Artist(s): Emilie Syme-Lamont, Safak Gurboga

Location: Boadle Hall

Who's Afraid? brings together two artists, Safak Gurboga and Emilie Syme-Lamont to explore themes of displacement, fear, and cultural structures.  

Safak’s work, The Big Bad Wolf and 1938 draws on the artist's personal experiences of displacement and Kurdish diaspora, referencing a specific event of Kurdish massacre in Türkiye in the late 1930s. The oversized depiction of the wolf serves to reclaim ownership over the monster and to speak to wider implications of crimes against humanity. 

Emilie’s work, Revelations similarly uses animal motifs to explore post-colonialism, displacement, and the Gothic within the context of Australia. Her large white deer painting is a shapeshifter, both vulnerable and uninvited, and her use of museological display methods responds to scientific, religious and historical transgressions

Together, these two bodies of work create a dialogue about the cultural, political, and personal impact of displacement and fear. 

Emilie Syme-Lamont (b. 1990) is a multimedia artist currently based out of Naarm / Melbourne, Australia.   

Emilie borrows genre tropes from literary and cinematic Gothic traditions, such as haunted houses, ghost stories, ‘the double’ and psychologically charged spaces to inform her paintings and installations.  

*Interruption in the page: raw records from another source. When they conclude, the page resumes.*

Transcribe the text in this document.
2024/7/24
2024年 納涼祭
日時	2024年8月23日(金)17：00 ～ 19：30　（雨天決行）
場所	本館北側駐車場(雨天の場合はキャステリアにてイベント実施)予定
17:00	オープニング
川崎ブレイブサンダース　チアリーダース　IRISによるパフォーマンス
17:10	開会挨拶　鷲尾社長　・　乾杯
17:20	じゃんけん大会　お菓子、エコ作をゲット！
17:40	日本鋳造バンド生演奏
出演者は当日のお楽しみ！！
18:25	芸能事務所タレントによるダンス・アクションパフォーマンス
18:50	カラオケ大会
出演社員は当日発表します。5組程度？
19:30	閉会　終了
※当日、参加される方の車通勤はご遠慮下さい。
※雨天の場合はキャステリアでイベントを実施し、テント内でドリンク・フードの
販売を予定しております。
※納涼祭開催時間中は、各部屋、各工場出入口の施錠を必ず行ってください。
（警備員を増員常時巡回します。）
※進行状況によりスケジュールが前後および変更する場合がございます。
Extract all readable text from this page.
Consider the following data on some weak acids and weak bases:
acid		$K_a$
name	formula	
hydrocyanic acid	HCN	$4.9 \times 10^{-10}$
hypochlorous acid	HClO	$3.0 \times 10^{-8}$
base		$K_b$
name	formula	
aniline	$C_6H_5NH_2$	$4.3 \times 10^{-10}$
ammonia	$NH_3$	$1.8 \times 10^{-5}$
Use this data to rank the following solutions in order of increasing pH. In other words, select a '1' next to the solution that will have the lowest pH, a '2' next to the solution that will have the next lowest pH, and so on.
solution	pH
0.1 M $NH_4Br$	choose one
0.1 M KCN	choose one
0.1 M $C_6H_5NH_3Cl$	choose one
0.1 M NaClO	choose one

Emilie graduated from The National Art School in Sydney and holds an MFA in Drawing and a BFA in Painting. She has held solo exhibitions at M Contemporary (Sydney), Edwina Corlette Gallery (Brisbane) and PINCE projects (Budapest). Her body of work includes painting, drawing, ceramics, and more recently, sound, silicone, tattooing, and bookmaking. Her work is held in private collections in Australia, the USA, and Europe, and in the National Art School Archives in Sydney. 

Safak Gurboga (b.1989) a political contemporary artist and asylum seeker of Kurdish origin. His work looks towards conditions in society in which racism thrives, the prevalence of violence and toxic aggression, and parallels between the treatment of each other and of our natural environment.  

The opening night will be held on Friday, 12 May, 6 - 8pm at Incinerator Gallery alongside exhibitions IN THE RUINS I SEE THE FUTURE and The Machine is Working by Yvette James.

School Holiday Workshop: Who’s Afraid? (8 - 11 years) 

Friday, 30 June, 10am - 12pm

Artists Emilie Syme-Lamont and Safak Gurboga present a monster-making visual arts workshop for young people exploring themes of mythology, shape-shifting, and identity inspired by their joint exhibition.